Considering that Nrf2 activation has a critical role to increase HO-1 transcription [67] and to further investigate the involvement of Nrf2/HO-1 pathway in the behavioral effect of guanosine in the TST, we evaluated the ability of ZnPP, a widely used HO-1 inhibitor, to reverse the anti-immobility effect of guanosine in the TST. Here, we showed that that the antidepressant-like effect of guanosine was completely abrogated by ZnPP administration, suggesting that activation of HO-1 is possibly required for the antidepressant-like effect of guanosine.

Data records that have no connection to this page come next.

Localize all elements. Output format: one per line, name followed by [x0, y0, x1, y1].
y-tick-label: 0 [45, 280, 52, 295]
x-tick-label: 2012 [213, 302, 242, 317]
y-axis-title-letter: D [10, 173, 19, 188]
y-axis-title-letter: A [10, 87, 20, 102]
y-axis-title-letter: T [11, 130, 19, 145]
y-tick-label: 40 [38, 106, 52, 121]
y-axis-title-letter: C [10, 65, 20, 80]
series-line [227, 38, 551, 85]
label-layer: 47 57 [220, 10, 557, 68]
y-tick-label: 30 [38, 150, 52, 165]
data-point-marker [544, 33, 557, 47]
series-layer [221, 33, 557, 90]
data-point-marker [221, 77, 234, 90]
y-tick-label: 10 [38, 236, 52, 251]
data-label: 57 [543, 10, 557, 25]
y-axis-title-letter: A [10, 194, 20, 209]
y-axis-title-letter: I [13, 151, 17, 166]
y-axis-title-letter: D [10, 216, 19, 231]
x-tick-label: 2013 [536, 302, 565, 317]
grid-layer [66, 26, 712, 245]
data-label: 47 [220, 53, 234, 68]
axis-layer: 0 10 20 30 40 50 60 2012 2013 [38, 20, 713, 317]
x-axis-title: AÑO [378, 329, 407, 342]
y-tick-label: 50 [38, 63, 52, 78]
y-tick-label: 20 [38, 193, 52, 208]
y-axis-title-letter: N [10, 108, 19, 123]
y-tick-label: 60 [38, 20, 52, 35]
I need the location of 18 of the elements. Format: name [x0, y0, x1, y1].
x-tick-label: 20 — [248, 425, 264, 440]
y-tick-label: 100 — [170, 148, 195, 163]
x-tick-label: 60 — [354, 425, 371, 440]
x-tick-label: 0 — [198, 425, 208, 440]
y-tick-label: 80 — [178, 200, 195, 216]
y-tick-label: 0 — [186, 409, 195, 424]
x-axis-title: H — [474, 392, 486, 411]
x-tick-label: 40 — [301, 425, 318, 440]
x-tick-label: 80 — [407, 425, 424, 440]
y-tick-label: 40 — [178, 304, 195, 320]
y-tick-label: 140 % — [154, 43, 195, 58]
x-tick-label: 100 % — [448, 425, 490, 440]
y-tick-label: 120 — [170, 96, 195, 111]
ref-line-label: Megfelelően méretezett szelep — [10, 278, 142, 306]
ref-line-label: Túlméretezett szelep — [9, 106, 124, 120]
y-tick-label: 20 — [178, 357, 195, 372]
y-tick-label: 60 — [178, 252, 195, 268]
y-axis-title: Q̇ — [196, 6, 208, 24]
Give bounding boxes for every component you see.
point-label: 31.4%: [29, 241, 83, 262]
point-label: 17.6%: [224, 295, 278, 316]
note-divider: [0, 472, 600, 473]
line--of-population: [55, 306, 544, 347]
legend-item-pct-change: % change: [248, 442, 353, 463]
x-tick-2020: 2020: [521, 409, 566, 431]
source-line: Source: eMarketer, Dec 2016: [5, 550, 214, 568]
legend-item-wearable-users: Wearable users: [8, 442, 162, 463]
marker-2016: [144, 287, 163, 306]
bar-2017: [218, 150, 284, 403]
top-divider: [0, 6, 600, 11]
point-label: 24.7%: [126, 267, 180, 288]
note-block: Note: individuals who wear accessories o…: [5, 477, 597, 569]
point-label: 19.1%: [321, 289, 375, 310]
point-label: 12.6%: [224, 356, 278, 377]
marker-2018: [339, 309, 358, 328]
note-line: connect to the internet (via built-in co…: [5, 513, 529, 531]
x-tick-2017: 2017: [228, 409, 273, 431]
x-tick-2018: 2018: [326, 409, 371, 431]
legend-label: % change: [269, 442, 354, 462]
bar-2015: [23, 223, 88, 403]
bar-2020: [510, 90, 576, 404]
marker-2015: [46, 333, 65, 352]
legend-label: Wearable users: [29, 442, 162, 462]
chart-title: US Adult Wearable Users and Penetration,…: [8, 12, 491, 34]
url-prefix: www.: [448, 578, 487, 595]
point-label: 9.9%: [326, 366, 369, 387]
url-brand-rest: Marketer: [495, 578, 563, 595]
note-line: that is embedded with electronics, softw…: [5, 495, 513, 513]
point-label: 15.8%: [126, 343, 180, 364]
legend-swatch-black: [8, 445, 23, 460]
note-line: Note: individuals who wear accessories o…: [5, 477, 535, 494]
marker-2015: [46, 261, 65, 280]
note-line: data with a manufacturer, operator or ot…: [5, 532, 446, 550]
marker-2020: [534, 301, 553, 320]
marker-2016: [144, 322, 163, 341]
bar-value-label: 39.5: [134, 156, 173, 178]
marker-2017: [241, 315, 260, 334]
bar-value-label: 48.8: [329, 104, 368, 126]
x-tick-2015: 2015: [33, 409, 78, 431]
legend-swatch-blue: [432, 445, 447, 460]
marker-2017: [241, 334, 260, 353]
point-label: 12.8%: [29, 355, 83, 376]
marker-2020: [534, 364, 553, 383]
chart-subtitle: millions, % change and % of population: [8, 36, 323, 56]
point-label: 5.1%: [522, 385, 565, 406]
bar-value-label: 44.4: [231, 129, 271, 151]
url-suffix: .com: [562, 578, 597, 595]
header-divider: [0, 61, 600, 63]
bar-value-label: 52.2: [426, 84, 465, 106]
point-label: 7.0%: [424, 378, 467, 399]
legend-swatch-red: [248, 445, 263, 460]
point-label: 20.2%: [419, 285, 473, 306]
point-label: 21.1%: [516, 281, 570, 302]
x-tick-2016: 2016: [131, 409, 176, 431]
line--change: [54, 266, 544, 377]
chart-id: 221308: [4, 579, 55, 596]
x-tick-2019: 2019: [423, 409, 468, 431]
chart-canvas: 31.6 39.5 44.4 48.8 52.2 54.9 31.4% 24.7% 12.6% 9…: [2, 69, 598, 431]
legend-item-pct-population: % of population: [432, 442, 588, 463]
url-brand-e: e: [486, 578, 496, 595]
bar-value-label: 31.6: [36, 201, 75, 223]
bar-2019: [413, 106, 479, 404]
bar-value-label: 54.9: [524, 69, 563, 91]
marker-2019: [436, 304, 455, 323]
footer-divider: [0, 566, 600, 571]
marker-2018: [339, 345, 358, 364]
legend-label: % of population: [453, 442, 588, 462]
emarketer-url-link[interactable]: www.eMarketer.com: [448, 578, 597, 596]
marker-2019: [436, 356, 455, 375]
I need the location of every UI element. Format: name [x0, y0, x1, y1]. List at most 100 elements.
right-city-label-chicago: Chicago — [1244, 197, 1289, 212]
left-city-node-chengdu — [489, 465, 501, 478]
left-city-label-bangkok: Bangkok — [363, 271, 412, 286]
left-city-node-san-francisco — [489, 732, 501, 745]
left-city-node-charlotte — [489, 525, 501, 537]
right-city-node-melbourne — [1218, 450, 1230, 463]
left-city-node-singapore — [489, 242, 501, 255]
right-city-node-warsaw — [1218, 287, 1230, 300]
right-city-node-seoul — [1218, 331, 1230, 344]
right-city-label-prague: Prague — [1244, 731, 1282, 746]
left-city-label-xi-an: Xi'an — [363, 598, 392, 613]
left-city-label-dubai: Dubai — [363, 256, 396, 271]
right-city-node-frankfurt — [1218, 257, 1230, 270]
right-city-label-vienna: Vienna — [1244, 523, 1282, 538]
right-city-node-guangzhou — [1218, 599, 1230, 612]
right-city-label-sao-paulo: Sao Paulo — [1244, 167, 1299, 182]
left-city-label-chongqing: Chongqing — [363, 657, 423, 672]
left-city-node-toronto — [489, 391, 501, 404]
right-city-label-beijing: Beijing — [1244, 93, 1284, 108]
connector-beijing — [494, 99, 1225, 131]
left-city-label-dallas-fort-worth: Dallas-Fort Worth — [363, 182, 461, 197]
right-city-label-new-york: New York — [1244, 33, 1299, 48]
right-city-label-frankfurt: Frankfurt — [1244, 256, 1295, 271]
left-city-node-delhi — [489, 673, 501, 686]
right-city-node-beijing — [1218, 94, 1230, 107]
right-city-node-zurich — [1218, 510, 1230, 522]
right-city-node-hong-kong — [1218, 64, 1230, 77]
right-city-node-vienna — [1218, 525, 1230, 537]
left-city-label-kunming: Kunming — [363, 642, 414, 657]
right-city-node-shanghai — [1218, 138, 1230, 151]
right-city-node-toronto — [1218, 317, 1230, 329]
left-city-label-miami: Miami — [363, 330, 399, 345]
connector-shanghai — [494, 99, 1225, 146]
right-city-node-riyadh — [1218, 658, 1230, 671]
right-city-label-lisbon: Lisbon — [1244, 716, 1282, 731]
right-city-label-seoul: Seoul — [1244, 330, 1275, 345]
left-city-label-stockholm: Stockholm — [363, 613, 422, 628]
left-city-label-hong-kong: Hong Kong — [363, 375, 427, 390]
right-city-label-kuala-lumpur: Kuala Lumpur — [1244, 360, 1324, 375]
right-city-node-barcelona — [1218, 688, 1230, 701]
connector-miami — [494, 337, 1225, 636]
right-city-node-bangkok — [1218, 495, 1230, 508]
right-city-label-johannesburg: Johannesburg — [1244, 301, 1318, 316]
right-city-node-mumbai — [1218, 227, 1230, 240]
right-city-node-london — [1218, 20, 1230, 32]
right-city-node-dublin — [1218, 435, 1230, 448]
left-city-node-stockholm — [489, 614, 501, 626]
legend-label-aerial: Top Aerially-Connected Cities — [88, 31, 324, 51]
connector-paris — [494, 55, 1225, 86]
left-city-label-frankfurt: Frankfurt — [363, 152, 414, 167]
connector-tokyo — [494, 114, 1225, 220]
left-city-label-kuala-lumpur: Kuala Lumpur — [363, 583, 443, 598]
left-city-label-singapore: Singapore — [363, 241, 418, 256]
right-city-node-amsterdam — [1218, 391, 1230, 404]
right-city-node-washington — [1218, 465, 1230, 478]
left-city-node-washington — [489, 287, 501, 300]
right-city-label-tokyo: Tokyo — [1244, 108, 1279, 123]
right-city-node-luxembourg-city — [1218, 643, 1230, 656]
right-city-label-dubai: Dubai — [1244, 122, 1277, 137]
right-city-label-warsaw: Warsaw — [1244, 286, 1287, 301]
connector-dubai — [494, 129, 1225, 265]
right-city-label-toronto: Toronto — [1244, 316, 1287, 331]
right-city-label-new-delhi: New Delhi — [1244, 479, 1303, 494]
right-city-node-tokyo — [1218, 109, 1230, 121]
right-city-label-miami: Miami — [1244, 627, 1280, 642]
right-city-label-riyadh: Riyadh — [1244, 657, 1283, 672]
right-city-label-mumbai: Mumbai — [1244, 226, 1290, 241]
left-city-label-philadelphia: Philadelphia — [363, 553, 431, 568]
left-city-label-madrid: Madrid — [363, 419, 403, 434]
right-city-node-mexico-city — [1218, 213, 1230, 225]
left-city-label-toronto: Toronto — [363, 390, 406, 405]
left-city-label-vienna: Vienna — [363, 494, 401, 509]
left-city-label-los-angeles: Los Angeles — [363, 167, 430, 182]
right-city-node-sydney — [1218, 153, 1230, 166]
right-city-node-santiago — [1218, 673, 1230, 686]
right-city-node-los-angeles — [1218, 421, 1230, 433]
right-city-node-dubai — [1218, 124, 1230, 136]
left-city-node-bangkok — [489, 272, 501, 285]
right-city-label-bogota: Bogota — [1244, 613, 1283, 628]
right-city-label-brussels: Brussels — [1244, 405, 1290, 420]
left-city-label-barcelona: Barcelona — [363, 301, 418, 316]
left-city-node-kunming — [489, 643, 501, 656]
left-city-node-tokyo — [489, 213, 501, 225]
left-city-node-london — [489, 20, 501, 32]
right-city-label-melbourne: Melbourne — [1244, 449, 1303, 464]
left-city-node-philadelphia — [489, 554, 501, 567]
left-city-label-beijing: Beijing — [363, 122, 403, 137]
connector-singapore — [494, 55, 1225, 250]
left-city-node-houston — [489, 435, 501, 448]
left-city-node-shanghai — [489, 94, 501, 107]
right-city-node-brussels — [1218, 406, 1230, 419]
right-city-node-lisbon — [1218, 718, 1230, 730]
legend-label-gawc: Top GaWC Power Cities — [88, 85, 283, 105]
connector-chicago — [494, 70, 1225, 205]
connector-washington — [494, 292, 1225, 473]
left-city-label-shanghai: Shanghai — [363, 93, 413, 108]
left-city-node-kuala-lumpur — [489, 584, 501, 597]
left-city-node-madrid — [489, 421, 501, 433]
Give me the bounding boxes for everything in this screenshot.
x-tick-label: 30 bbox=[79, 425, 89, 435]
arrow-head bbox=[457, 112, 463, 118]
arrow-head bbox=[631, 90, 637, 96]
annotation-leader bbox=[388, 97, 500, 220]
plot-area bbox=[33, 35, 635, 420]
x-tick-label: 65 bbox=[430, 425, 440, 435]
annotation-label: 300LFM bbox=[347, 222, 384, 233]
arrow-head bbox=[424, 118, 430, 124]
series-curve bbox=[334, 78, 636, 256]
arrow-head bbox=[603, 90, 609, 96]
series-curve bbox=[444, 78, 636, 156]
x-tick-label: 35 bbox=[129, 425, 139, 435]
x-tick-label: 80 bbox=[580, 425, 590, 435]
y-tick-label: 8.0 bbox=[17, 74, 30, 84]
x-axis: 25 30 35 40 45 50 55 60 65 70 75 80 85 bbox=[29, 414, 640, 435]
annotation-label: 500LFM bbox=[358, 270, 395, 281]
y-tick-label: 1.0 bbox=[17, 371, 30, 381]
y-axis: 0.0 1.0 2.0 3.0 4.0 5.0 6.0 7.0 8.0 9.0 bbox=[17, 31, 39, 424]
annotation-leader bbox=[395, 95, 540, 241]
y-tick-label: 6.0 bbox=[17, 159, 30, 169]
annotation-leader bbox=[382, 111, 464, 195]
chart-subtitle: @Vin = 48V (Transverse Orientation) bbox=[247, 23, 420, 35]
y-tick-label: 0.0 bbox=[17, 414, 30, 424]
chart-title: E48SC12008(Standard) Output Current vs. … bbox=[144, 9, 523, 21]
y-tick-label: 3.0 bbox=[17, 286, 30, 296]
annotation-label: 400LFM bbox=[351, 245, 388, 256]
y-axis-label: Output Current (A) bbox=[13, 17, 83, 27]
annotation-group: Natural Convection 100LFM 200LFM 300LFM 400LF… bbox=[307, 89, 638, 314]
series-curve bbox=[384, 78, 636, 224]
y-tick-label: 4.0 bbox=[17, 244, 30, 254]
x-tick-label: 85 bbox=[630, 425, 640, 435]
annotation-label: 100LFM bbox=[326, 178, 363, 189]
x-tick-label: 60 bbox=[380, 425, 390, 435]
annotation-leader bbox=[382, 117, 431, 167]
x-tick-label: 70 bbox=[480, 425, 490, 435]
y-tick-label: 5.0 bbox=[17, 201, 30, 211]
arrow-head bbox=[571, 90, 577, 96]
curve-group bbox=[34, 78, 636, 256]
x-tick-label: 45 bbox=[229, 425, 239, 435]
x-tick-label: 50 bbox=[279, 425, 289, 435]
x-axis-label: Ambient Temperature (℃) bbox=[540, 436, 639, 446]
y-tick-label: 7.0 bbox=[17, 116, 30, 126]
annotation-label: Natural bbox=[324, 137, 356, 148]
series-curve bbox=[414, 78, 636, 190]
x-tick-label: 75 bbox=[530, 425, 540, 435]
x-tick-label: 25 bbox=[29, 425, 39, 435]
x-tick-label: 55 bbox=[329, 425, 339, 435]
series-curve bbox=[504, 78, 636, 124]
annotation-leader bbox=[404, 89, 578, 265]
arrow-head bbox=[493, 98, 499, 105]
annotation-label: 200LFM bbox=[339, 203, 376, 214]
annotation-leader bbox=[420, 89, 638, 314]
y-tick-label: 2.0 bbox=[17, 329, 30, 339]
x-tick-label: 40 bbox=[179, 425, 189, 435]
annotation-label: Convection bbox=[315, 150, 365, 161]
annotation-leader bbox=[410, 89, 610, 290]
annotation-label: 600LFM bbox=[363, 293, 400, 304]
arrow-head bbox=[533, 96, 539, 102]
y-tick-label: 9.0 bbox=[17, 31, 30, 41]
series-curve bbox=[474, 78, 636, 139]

These data are in agreement with the reported ability of guanosine to have neuroprotective effects against different insults through activation of the HO-1 pathway [68, 69]. Further reinforcing this assumption, guanosine induced an increase in HO-1 immunocontent in the hippocampus and PFC. The activation of HO-1 has been reported to be required for the behavioral responses of several compounds with antidepressant activity such as ascorbic acid, creatine, and zinc [34, 36, 38]. In addition, a study demonstrated that a model of familial hypercholesterolemia that induces a depressive-like behavior is associated with a decrease in mRNA HO-1 in the hippocampus of mice [70]. The importance of HO-1 for the pathophysiology of depression is also indicated by clinical reports showing that patients with MDD have decreased HO-1 in red blood hemolysates or serum [71, 72]. Moreover, the severity of depressive symptoms was found to be inversely associated with serum HO-1 levels [72].

In summary, we demonstrated herein that guanosine is capable of exerting antidepressant-like effects by modulating several signaling pathways involved in neuroprotective effects.

Conclusions

In conclusion, our results demonstrated that the antidepressant-like effect induced by guanosine in the TST involves the modulation of MAPK/ERK and GSK-3β/β-catenin pathway. Additionally, the activation of NRf2/HO-1 signaling pathway may be also related to the anti-immobility effect of guanosine in the TST. The present study reinforces the notion that the antioxidant properties of guanosine may contribute to its antidepressant-like effect.